We used the legacy annotation included in the file (phylome, emapper, and BLASTp-based), the sequence-derived annotation, and the MorF output to propose names for Spongilla proteins. We prioritized sequence-derived annotations (legacy annotation, EggNOG preferred name, EggNOG description) and fell back to MorF (MorF preferred name, MorF description) when there were none. We produced dotplots for the top 200 differentially expressed genes in each cell type and manually inspected them. We focused on terminally differentiated (named) cell types; owing to the presence of continuously differentiating stem cells, the single-cell data contains many clusters of maturing or differentiating cells whose expression patterns do not distinguish them from their mature counterparts. Code and detailed explanations are available in the corresponding notebook [103].

Protein structure visualization and superposition

In order to visualize predicted structures from the Spongilla proteome, we used PyMOL Version 2.3.5 [104]. Superposition with their respective best Foldseek hit was carried out using the super command. super creates sequence-independent superpositions and is more reliable for protein pairs with low sequence similarity.
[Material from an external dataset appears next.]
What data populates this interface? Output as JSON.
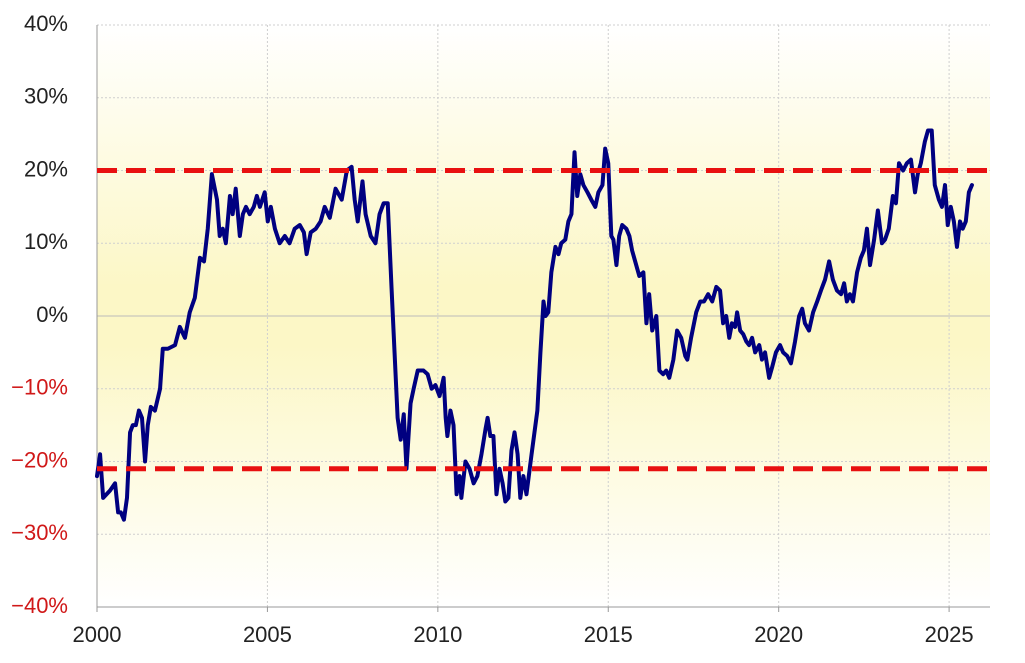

Detection of ephrin orthologs in Spongilla using HMMER

To validate the ephrin ortholog detected by MorF in Spongilla, we recapitulated a previous effort to detect ephrins in different species using extensive HMMER protein profile search [37]. For this, we performed a HMMER search (v3.3.2) using the ephrin Pfam profile (PF00812) against the Spongilla proteome using default settings.

Detecting HGT in Spongilla

To detect HGT, we followed the proposal by Degnan [66] and sought to get multiple indications for HGT. In particular: phylogenetic evidence that the candidate gene is more closely related to foreign than to animal genes; genome data showing the candidate gene assembles into a contiguous stretch of DNA with neighboring genes unambiguously of animal origin (this requires, of course, the availability of a sequenced and assembled animal genome; the more complete the assembly, the more confident the HGT identification); and gene sequence revealing metazoan-like compositional traits, including presence of introns, GC content, and codon usage. Where possible, gene expression data showing active transcription of candidate genes in animal cell nuclei can enormously strengthen a case, and also addresses the issue of whether or not the HGT-acquired gene is active in its new genomic context.
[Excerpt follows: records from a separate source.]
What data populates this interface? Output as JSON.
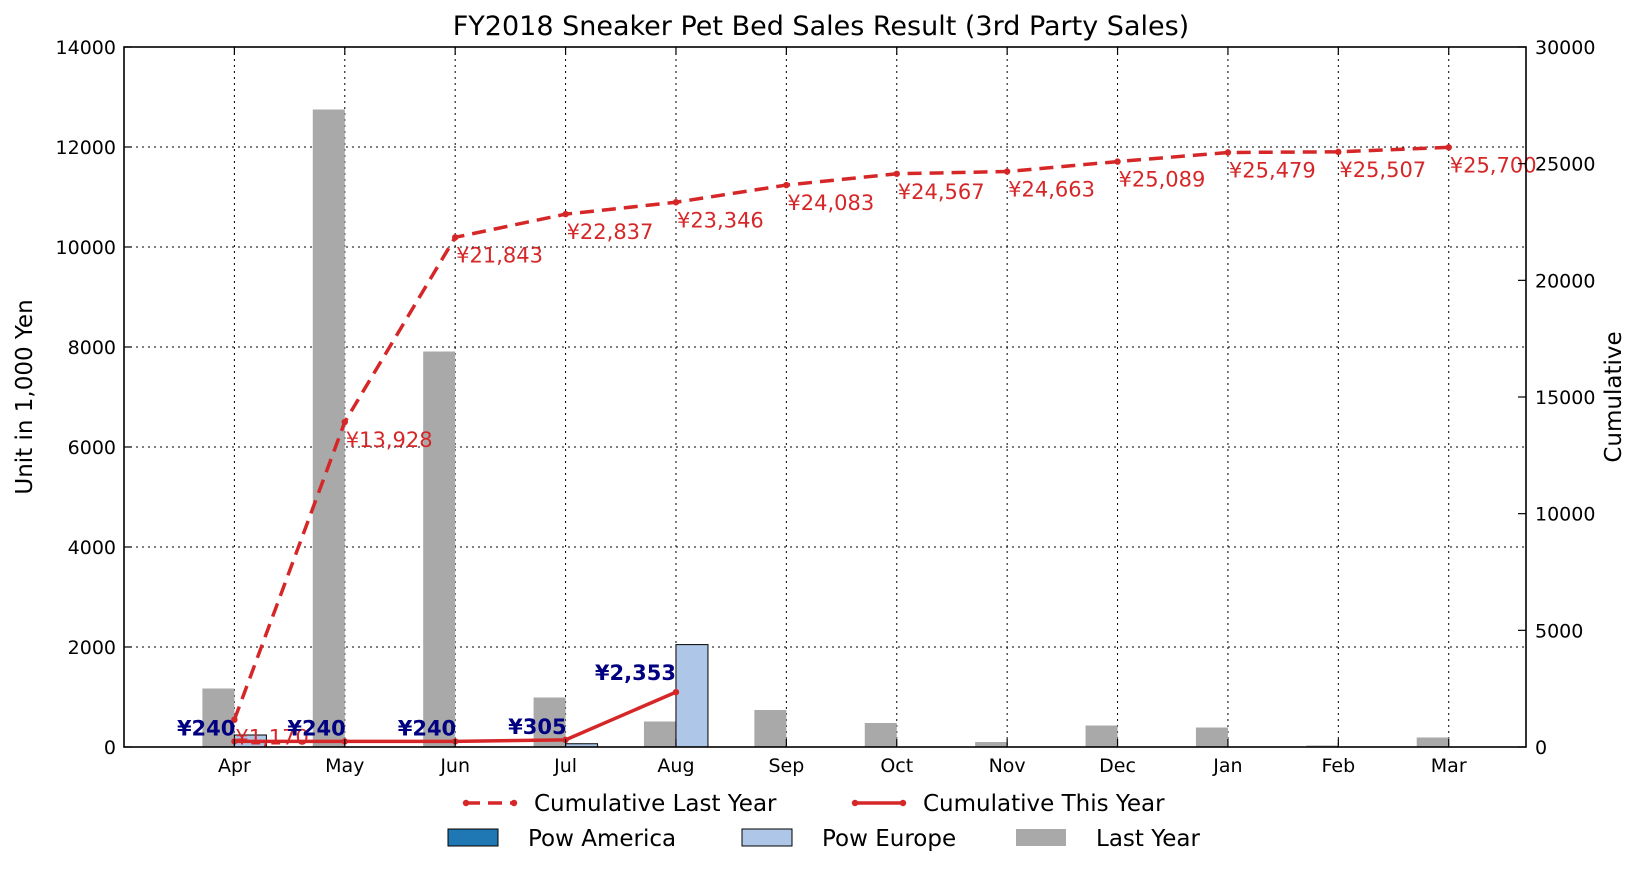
{
  "chart_data": {
    "type": "bar",
    "title": "FY2018 Sneaker Pet Bed   Sales Result (3rd Party Sales)",
    "ylabel": "Unit in 1,000 Yen",
    "y2label": "Cumulative",
    "ylim": [
      0,
      14000
    ],
    "y2lim": [
      0,
      30000
    ],
    "yticks": [
      0,
      2000,
      4000,
      6000,
      8000,
      10000,
      12000,
      14000
    ],
    "y2ticks": [
      0,
      5000,
      10000,
      15000,
      20000,
      25000,
      30000
    ],
    "grid": true,
    "categories": [
      "Apr",
      "May",
      "Jun",
      "Jul",
      "Aug",
      "Sep",
      "Oct",
      "Nov",
      "Dec",
      "Jan",
      "Feb",
      "Mar"
    ],
    "bar_series": [
      {
        "name": "Last Year",
        "color": "#a9a9a9",
        "values": [
          1170,
          12750,
          7910,
          990,
          510,
          740,
          480,
          100,
          430,
          390,
          30,
          190
        ]
      },
      {
        "name": "Pow America",
        "color": "#1f77b4",
        "values": [
          0,
          0,
          0,
          0,
          0,
          0,
          0,
          0,
          0,
          0,
          0,
          0
        ]
      },
      {
        "name": "Pow Europe",
        "color": "#aec7e8",
        "values": [
          240,
          0,
          0,
          65,
          2048,
          0,
          0,
          0,
          0,
          0,
          0,
          0
        ]
      }
    ],
    "bar_labels": [
      {
        "category": "Apr",
        "text": "¥240"
      },
      {
        "category": "May",
        "text": "¥240"
      },
      {
        "category": "Jun",
        "text": "¥240"
      },
      {
        "category": "Jul",
        "text": "¥305"
      },
      {
        "category": "Aug",
        "text": "¥2,353"
      }
    ],
    "line_series": [
      {
        "name": "Cumulative Last Year",
        "color": "#d62728",
        "style": "dashed",
        "axis": "right",
        "values": [
          1170,
          13928,
          21843,
          22837,
          23346,
          24083,
          24567,
          24663,
          25089,
          25479,
          25507,
          25700
        ],
        "labels": [
          "¥1,170",
          "¥13,928",
          "¥21,843",
          "¥22,837",
          "¥23,346",
          "¥24,083",
          "¥24,567",
          "¥24,663",
          "¥25,089",
          "¥25,479",
          "¥25,507",
          "¥25,700"
        ]
      },
      {
        "name": "Cumulative This Year",
        "color": "#d62728",
        "style": "solid",
        "axis": "right",
        "values": [
          240,
          240,
          240,
          305,
          2353
        ]
      }
    ],
    "legend": {
      "placement": "bottom",
      "entries": [
        "Cumulative Last Year",
        "Cumulative This Year",
        "Pow America",
        "Pow Europe",
        "Last Year"
      ]
    }
  }
}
All putative HGT proteins were used as an input for default blastp searches against non-redundant protein (nr) as well as metagenome databases (env_nr). Additionally, default EggNOG 5.0 sequence searches were run. We used SpongeBase [105] to obtain transcriptomes and genomes for 13 sponge species and obtained a 14th one directly from its repository [106]. We built sequence databases with MMseqs2 version 12-113e3 and searched against them (mmseqs easy-search) with the protein sequences of all isoforms of the HGT candidates. The resulting alignments were filtered to keep the best-scoring alignment per species per gene.

The table of best hits per genome was visualized in Python, and a sponge phylogeny was added manually based on [107] (also A. Riesgo, personal communication).